By signing below, I agree to the terms and conditions listed:
I have been provided an electronic version of the Vaccine Information Statement (VIS), or will be provided a paper version of the Vaccine Information Statement (VIS) upon request, and will have had explained to me, information regarding the vaccine(s) being administered. I will have the opportunity to ask questions, either prior to my scheduled appointment, or during my scheduled appointment.

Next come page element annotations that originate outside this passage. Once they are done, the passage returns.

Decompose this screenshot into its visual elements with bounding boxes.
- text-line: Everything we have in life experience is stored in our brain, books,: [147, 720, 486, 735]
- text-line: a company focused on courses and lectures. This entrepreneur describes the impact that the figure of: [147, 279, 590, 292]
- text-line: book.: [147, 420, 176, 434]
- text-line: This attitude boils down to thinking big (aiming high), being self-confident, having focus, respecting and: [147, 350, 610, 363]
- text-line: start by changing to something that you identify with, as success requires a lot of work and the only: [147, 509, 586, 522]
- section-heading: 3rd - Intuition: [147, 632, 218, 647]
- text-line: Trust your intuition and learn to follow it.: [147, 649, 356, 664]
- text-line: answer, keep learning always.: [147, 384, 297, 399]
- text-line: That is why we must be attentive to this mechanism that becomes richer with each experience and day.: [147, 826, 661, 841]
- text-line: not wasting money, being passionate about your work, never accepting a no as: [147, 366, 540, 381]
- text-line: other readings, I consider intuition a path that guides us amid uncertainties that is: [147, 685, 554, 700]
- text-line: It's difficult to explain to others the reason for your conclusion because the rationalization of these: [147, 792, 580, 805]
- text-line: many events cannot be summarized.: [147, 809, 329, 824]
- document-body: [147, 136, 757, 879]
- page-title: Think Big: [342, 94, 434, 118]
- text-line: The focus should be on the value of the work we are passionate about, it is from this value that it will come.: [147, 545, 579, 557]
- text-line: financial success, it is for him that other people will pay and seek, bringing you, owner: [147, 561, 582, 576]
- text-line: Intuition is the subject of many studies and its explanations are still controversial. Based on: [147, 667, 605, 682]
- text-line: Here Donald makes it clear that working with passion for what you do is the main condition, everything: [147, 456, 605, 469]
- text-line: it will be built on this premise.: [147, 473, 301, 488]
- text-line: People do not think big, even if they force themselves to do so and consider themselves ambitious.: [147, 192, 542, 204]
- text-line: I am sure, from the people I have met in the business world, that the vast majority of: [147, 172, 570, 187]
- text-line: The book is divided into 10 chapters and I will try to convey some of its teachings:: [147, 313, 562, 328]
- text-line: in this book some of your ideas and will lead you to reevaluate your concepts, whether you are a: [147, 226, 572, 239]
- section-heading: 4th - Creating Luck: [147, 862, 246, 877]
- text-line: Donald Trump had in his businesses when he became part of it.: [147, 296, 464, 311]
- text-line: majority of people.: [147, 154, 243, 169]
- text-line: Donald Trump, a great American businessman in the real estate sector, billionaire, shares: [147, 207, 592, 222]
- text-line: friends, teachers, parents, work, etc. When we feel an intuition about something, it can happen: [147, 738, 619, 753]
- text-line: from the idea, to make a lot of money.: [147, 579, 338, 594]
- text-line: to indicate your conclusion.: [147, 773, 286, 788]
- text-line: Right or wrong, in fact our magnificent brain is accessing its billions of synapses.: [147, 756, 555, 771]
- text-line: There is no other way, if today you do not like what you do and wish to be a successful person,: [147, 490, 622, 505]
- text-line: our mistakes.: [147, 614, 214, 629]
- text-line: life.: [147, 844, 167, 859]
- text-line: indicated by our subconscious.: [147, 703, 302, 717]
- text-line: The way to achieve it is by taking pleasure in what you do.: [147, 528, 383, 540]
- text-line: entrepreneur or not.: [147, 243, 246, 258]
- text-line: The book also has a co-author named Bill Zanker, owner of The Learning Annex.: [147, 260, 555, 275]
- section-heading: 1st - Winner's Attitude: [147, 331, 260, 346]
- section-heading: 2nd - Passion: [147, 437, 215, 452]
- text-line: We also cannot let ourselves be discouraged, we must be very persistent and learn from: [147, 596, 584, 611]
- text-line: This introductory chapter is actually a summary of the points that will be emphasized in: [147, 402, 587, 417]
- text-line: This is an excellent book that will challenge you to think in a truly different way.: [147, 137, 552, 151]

I understand the benefits and risks of the vaccine(s) being administered. I agree to wait near the vaccination location for approximately 15 minutes for observation by the healthcare provider. I, on behalf of myself, my heirs, executors, personal representatives, agents, successors, and assigns hereby agree to release, indemnify, and hold harmless Hereford Pharmacy, its subsidiaries, divisions, affiliates, officers, directors, contractors, and employees, from any and all claims arising out of, in connection with, or in any way related to the administration of the vaccine(s). The healthcare provider may refuse to administer vaccine(s) based on the questionnaire. I certify that I am at least 18 years old and hereby give my consent to the healthcare provider of Hereford Pharmacy to administer the vaccine(s). If the patient is under 18 years, I certify that I am the parent or guardian of the patient and give my consent to the healthcare provider of Hereford Pharmacy to administer the vaccine(s).